If you don’t already have cooked rice in your fridge, use 1 1/2 cups of uncooked rice (I usually have jasmine rice at home). You’ll have to extend the cooking time to 1-1/2 to 2 hours but you’ll still be rewarded with a bowl of yummy goodness that is soothing both spiritually and physically. If I have some on hand, I also like to add small cubes of sweet potato toward the end of cooking to add sweetness and texture to the final dish.
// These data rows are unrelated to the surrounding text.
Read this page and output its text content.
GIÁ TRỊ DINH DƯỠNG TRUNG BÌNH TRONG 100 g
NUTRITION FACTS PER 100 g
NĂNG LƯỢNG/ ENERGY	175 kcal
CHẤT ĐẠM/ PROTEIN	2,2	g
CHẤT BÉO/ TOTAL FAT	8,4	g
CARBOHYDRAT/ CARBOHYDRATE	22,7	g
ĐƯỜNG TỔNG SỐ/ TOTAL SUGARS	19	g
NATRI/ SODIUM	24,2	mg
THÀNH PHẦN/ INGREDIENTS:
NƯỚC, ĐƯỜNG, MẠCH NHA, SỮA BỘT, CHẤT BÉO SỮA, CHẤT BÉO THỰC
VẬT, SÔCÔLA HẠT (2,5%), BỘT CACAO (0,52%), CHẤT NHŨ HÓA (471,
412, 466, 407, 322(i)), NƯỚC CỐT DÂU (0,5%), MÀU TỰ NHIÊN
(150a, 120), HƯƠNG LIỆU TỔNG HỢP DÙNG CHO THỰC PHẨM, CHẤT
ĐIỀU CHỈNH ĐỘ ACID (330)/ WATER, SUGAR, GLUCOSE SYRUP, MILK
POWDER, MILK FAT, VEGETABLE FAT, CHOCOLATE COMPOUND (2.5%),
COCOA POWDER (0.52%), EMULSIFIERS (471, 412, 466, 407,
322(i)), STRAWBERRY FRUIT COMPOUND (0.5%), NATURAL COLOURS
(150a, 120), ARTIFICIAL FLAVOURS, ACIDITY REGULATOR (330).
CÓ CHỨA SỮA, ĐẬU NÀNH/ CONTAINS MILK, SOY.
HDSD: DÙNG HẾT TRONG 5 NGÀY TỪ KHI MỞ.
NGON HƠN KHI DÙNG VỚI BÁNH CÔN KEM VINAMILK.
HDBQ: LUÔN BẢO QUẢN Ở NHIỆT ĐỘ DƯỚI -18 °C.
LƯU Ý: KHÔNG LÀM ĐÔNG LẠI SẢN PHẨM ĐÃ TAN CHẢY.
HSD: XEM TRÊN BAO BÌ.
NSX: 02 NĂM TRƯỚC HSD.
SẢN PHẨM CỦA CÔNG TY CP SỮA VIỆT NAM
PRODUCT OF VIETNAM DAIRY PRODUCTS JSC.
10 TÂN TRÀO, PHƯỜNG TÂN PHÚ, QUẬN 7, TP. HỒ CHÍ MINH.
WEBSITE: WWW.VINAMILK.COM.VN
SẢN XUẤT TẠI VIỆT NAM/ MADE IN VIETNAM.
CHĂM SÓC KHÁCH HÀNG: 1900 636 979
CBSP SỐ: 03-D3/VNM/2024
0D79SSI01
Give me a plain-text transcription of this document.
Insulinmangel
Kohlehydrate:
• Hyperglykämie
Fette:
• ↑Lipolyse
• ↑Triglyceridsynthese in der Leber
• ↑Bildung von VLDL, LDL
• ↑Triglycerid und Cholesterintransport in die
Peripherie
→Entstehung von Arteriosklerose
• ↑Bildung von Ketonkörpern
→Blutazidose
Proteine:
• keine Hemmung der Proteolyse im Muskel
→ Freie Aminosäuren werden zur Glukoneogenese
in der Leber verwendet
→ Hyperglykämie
This recipe is courtesy of theasiangrandmotherscookbook.com
For the Congee
- 2 Cups cooked white rice
- 5 Cups water
- 1/2 Pound chicken bones
- 3 1/4 inch-thick slices fresh ginger
- 1 plump clove garlic, smashed
- 1 green onion, tied into a knot
- 1/4 of a whole yellow or red onion
- Soy sauce, salt, and white pepper to taste
- Sesame oil and/or kecap manis for drizzling (optional)
- Shredded chicken meat
- Green onions, chopped
- Fried garlic
- Fried shallots
- Tianjin preserved vegetables (tong chai)
For the Congee
In a medium pot, combine the rice, water, chicken bones, ginger, garlic, green onion, onion and bring to a boil over high heat. Skim off any scum or foam that rises to the surface.
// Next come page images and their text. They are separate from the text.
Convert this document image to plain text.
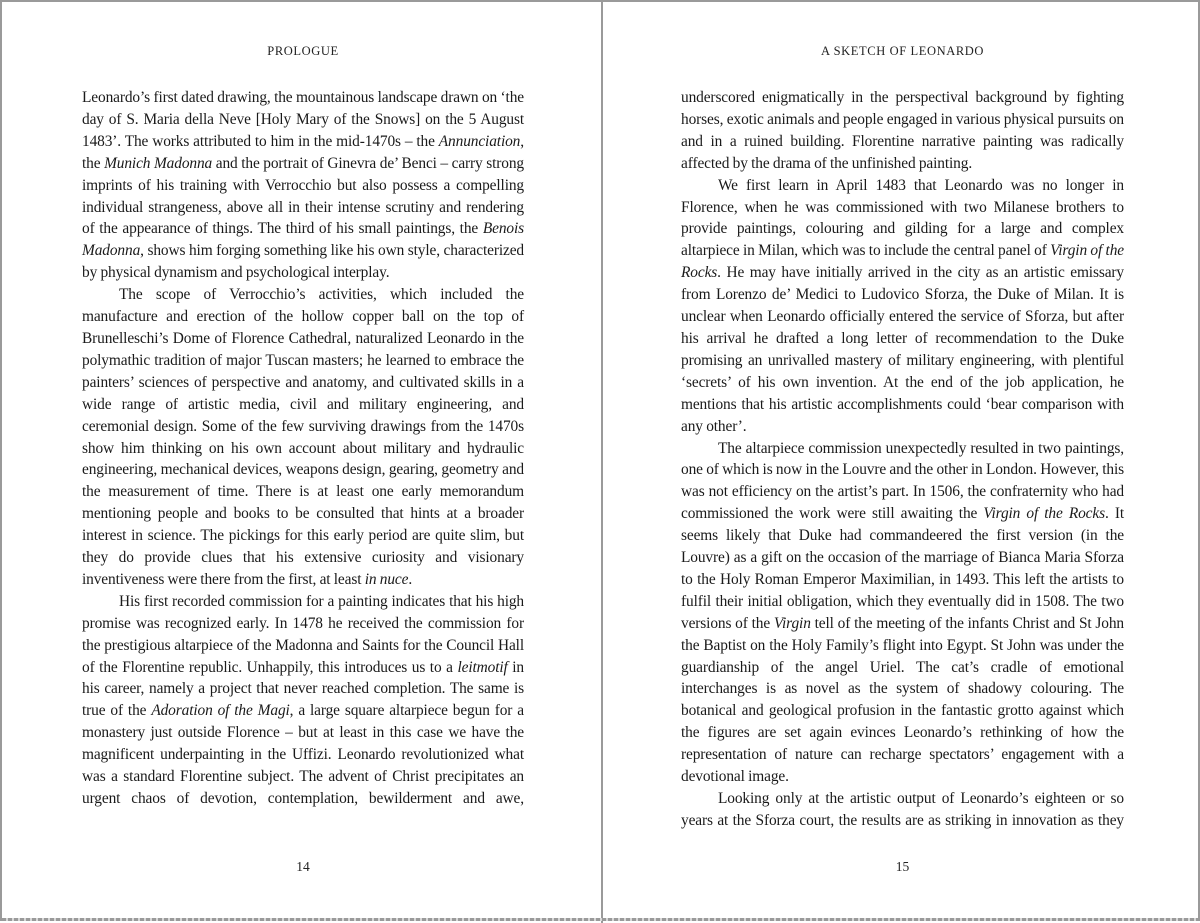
PROLOGUE

Leonardo’s first dated drawing, the mountainous landscape drawn on ‘the day of S. Maria della Neve [Holy Mary of the Snows] on the 5 August 1483’. The works attributed to him in the mid-1470s – the Annunciation, the Munich Madonna and the portrait of Ginevra de’ Benci – carry strong imprints of his training with Verrocchio but also possess a compelling individual strangeness, above all in their intense scrutiny and rendering of the appearance of things. The third of his small paintings, the Benois Madonna, shows him forging something like his own style, characterized by physical dynamism and psychological interplay.

The scope of Verrocchio’s activities, which included the manufacture and erection of the hollow copper ball on the top of Brunelleschi’s Dome of Florence Cathedral, naturalized Leonardo in the polymathic tradition of major Tuscan masters; he learned to embrace the painters’ sciences of perspective and anatomy, and cultivated skills in a wide range of artistic media, civil and military engineering, and ceremonial design. Some of the few surviving drawings from the 1470s show him thinking on his own account about military and hydraulic engineering, mechanical devices, weapons design, gearing, geometry and the measurement of time. There is at least one early memorandum mentioning people and books to be consulted that hints at a broader interest in science. The pickings for this early period are quite slim, but they do provide clues that his extensive curiosity and visionary inventiveness were there from the first, at least in nuce.

His first recorded commission for a painting indicates that his high promise was recognized early. In 1478 he received the commission for the prestigious altarpiece of the Madonna and Saints for the Council Hall of the Florentine republic. Unhappily, this introduces us to a leitmotif in his career, namely a project that never reached completion. The same is true of the Adoration of the Magi, a large square altarpiece begun for a monastery just outside Florence – but at least in this case we have the magnificent underpainting in the Uffizi. Leonardo revolutionized what was a standard Florentine subject. The advent of Christ precipitates an urgent chaos of devotion, contemplation, bewilderment and awe,

14
A SKETCH OF LEONARDO

underscored enigmatically in the perspectival background by fighting horses, exotic animals and people engaged in various physical pursuits on and in a ruined building. Florentine narrative painting was radically affected by the drama of the unfinished painting.

We first learn in April 1483 that Leonardo was no longer in Florence, when he was commissioned with two Milanese brothers to provide paintings, colouring and gilding for a large and complex altarpiece in Milan, which was to include the central panel of Virgin of the Rocks. He may have initially arrived in the city as an artistic emissary from Lorenzo de’ Medici to Ludovico Sforza, the Duke of Milan. It is unclear when Leonardo officially entered the service of Sforza, but after his arrival he drafted a long letter of recommendation to the Duke promising an unrivalled mastery of military engineering, with plentiful ‘secrets’ of his own invention. At the end of the job application, he mentions that his artistic accomplishments could ‘bear comparison with any other’.

The altarpiece commission unexpectedly resulted in two paintings, one of which is now in the Louvre and the other in London. However, this was not efficiency on the artist’s part. In 1506, the confraternity who had commissioned the work were still awaiting the Virgin of the Rocks. It seems likely that Duke had commandeered the first version (in the Louvre) as a gift on the occasion of the marriage of Bianca Maria Sforza to the Holy Roman Emperor Maximilian, in 1493. This left the artists to fulfil their initial obligation, which they eventually did in 1508. The two versions of the Virgin tell of the meeting of the infants Christ and St John the Baptist on the Holy Family’s flight into Egypt. St John was under the guardianship of the angel Uriel. The cat’s cradle of emotional interchanges is as novel as the system of shadowy colouring. The botanical and geological profusion in the fantastic grotto against which the figures are set again evinces Leonardo’s rethinking of how the representation of nature can recharge spectators’ engagement with a devotional image.

Looking only at the artistic output of Leonardo’s eighteen or so years at the Sforza court, the results are as striking in innovation as they

15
Reduce heat to low and cover. Simmer for 1 hour, stirring occasionally so that the rice doesn’t stick to the bottom of pot and burn. If using chicken thighs, remove them after 20 minutes and scrape off the meat and shred or chop. Set the meat aside and return the bones to the pot. Continue cooking for another 40 minutes or so.
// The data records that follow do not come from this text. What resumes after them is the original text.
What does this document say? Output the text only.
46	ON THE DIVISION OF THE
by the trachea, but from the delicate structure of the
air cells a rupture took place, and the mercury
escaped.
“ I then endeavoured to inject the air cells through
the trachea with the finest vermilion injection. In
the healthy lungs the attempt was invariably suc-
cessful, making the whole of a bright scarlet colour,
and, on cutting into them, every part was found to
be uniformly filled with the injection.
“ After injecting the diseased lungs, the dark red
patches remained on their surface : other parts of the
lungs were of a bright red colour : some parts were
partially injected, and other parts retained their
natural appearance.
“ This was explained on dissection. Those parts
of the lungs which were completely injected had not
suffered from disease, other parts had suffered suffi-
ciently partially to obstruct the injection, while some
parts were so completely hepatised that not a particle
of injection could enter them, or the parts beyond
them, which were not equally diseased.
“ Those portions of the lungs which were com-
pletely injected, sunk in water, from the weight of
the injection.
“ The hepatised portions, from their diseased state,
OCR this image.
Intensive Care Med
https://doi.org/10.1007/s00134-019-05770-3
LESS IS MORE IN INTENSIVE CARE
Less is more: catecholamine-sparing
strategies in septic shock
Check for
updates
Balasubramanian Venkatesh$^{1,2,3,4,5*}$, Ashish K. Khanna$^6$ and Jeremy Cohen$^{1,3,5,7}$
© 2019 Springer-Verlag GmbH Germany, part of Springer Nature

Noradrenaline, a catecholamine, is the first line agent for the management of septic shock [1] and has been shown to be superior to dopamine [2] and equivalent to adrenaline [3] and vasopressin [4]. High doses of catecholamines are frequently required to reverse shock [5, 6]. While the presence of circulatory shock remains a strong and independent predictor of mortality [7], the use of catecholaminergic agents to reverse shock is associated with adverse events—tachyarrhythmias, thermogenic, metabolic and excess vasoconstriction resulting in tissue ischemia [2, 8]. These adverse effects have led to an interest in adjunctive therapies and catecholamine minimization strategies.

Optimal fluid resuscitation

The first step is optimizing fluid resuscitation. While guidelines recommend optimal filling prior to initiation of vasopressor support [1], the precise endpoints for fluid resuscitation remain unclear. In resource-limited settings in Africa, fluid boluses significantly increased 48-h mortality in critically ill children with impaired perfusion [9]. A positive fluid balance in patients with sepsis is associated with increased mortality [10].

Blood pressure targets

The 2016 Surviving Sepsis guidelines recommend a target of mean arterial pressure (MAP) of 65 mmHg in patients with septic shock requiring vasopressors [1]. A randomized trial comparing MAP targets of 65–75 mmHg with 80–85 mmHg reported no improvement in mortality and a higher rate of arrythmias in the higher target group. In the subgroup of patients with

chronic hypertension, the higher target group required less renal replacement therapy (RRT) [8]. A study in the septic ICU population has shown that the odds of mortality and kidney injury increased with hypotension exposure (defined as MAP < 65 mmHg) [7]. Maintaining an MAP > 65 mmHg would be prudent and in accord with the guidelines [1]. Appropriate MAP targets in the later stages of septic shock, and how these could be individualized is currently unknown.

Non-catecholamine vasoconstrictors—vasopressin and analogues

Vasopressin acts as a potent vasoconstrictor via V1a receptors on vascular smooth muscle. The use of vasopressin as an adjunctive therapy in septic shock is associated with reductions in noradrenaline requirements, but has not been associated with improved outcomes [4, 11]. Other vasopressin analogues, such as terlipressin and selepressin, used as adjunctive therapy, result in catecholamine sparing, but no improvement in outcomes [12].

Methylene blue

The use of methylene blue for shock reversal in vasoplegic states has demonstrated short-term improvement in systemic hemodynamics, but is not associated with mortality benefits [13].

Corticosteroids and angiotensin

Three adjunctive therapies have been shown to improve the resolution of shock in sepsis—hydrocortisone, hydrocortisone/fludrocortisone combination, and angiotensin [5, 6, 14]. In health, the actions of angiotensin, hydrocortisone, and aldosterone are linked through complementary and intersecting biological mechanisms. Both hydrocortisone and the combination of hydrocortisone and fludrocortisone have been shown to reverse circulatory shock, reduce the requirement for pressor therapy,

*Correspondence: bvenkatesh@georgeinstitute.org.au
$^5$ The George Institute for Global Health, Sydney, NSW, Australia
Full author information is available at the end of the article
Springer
When the rice grains are swollen and the mixture is as thick as oatmeal, the congee is ready. If it gets too thick, add more water. If it’s too thin, cook it until it reaches the desired smoothness and thickness.
Remove the bones, ginger, garlic, green onion and onion. Add soy sauce, salt, and white pepper to taste.
Ladle into individual bowls, drizzle with sesame oil and/or kecap manis, and garnish as desired.